Saya terbangun. Memicingkan mata, mengintip di celah-celah dinding kayu rumah. Kampung ini sudah bergeliat. Suara ayam berkokok, kambing mengembik, dan sayup-sayup suara orang bersahutan. Sudah pagi.
Embusan angin yang memasuki rumah membuat saya merapatkan selimut. Namun, keinginan melanjutkan tidur urung karena terdengar derap kaki menapaki tangga.
Pintu rumah panggung ini rupanya tidak dikunci. Sesosok perempuan membukanya dan masuk. Ternyata Suhar, istrinya Irfan. “Maaf, Mas. Bapak mendadak antar tamu dari Jakarta ke Kenawa. Baru saja,” katanya tersenyum.
“Oh, iya, Bu. Kalau begitu saya jalan-jalan ke dermaga saja dulu,” jawab saya. “Oh, ayo saya antar ke dermaga,” ia menawarkan, kemudian kembali ke luar.
Segera saya rapikan selimut, lalu menyiapkan kamera dan tripod. Tanpa cuci muka, saya langsung ke luar dan menutup pintu. Suhar menunggu di bawah rumah.
Saya mengikuti Suhar ke tepi dermaga kampung yang terletak di ujung barat Pulau Sumbawa ini. Tak sampai semenit berjalan kaki.
Setibanya di dermaga kayu, Suhar menunjuk ke arah pulau kecil di tengah Selat Alas. Agak tertutup kapal feri. “Itu Kenawa,” katanya. Saya juga memandang beberapa pulau di sekitarnya yang saya belum tahu namanya. “Saya balik dulu ke rumah, ya, Mas,” kata Suhar tersenyum.

Suhar meninggalkan saya sendirian. Tampaknya ia membiarkan saya menikmati indahnya pagi dari tepi dermaga. Suasana yang jarang saya lihat setiap hari di kota, yang sebenarnya biasa saja bagi warga di sini.

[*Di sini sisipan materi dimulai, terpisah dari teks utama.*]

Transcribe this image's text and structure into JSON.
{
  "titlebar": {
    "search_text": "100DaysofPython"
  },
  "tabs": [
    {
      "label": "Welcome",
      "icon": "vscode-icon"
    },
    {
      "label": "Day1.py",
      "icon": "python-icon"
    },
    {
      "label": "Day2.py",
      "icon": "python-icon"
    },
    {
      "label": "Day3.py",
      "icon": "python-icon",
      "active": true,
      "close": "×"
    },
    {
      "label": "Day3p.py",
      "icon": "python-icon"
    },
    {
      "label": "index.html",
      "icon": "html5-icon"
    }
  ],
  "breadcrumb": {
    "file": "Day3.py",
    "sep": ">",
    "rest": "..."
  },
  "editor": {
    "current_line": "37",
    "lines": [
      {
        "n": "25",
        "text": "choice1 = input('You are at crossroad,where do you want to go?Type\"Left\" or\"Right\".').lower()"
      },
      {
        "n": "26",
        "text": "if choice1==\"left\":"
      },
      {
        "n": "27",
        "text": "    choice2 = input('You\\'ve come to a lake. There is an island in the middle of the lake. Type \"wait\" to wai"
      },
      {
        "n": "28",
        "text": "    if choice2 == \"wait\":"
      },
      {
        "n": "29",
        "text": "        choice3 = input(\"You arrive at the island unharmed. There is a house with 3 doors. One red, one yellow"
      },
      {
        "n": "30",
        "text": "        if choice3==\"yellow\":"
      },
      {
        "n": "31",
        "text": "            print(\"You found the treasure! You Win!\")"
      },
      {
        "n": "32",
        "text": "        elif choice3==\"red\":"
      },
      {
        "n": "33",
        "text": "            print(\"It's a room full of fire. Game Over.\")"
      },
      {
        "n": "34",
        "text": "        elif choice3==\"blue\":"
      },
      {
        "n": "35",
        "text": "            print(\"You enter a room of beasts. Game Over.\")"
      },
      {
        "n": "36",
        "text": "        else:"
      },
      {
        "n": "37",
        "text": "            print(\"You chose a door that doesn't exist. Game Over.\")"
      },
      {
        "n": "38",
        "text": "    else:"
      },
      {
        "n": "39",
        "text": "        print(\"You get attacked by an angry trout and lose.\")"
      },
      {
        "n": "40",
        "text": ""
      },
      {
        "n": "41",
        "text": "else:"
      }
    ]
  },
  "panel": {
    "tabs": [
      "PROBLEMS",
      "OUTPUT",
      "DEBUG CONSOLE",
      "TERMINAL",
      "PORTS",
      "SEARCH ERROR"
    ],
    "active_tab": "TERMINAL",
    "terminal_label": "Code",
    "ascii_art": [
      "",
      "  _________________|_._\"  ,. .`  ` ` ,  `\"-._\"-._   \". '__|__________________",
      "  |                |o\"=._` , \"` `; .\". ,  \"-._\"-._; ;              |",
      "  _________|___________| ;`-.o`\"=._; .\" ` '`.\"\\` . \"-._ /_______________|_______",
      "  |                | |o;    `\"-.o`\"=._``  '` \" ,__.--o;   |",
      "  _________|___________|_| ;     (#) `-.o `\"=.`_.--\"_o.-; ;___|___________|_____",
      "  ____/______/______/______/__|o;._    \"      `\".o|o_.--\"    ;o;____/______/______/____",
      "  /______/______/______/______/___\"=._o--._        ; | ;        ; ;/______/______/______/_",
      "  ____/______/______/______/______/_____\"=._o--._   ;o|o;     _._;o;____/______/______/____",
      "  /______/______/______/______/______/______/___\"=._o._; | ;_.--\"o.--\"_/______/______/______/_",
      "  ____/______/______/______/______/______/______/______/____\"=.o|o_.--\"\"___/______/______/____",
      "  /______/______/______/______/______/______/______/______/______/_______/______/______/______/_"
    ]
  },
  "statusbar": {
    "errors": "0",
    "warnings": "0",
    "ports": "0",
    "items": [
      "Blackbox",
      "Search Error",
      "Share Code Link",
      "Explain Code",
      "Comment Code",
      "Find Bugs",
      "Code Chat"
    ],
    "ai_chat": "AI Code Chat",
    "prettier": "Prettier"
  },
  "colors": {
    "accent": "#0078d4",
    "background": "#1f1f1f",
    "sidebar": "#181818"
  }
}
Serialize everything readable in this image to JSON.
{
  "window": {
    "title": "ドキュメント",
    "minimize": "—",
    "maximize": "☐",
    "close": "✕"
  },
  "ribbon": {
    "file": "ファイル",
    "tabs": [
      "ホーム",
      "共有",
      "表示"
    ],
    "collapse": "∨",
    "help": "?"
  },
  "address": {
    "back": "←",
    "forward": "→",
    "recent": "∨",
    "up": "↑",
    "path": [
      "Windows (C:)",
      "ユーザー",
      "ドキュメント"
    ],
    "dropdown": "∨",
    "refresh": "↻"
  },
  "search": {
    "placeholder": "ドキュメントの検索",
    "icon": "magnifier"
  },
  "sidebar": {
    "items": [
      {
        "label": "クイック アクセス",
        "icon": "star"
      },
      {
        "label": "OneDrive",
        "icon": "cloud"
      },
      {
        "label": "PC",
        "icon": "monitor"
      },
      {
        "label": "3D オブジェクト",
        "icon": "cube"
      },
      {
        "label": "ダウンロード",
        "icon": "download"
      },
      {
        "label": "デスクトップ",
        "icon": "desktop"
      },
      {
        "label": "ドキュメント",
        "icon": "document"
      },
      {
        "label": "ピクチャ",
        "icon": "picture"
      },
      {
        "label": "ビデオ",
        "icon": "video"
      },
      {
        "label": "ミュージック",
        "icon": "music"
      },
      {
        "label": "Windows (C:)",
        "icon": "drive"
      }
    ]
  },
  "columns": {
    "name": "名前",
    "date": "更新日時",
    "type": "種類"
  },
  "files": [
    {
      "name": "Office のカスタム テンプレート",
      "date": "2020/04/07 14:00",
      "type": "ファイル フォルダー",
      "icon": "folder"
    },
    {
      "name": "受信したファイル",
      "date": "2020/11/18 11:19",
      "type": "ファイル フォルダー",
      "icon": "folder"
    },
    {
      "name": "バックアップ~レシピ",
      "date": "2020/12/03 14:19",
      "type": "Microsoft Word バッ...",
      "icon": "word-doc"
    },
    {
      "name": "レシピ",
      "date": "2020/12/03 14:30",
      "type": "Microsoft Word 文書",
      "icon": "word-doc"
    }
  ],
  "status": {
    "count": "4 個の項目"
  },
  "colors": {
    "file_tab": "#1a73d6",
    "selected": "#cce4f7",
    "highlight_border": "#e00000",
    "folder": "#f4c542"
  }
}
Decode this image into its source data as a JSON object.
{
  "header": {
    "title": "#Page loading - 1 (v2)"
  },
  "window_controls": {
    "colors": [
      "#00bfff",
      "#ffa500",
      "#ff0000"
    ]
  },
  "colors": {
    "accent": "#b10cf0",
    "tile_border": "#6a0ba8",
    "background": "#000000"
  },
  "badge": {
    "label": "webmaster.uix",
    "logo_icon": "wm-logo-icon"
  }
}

Munculnya matahari di atas cakrawala menandakan hari yang cerah. Laut beriak tenang. Perahu-perahu tertambat di tanggul setinggi dua orang dewasa. Sejumlah warga tampak sibuk dengan perahu mereka. Mengelap hingga mengecek mesinnya.
Sementara itu di arah barat, terlihat beberapa kapal feri datang dan pergi. Sepertinya akan menjadi pengalaman menakjubkan jika tiba di Pelabuhan Poto Tano disambut matahari terbit. Dan tak lupa pemandangan bukit-bukit kecokelatan karena kemarau di bulan Agustus.
Di tengah asyiknya memotret, saya melihat sebuah sampan bermesin satu mendekati dermaga. Di atasnya berdiri seorang laki-laki bertopi merah dengan jaket abu-abu. Rupanya Irfan, dan satu anak kecil berkaus lengan panjang yang ikut dengannya. Anak sekecil itu tidak memakai jaket saat diajak berlayar subuh tadi.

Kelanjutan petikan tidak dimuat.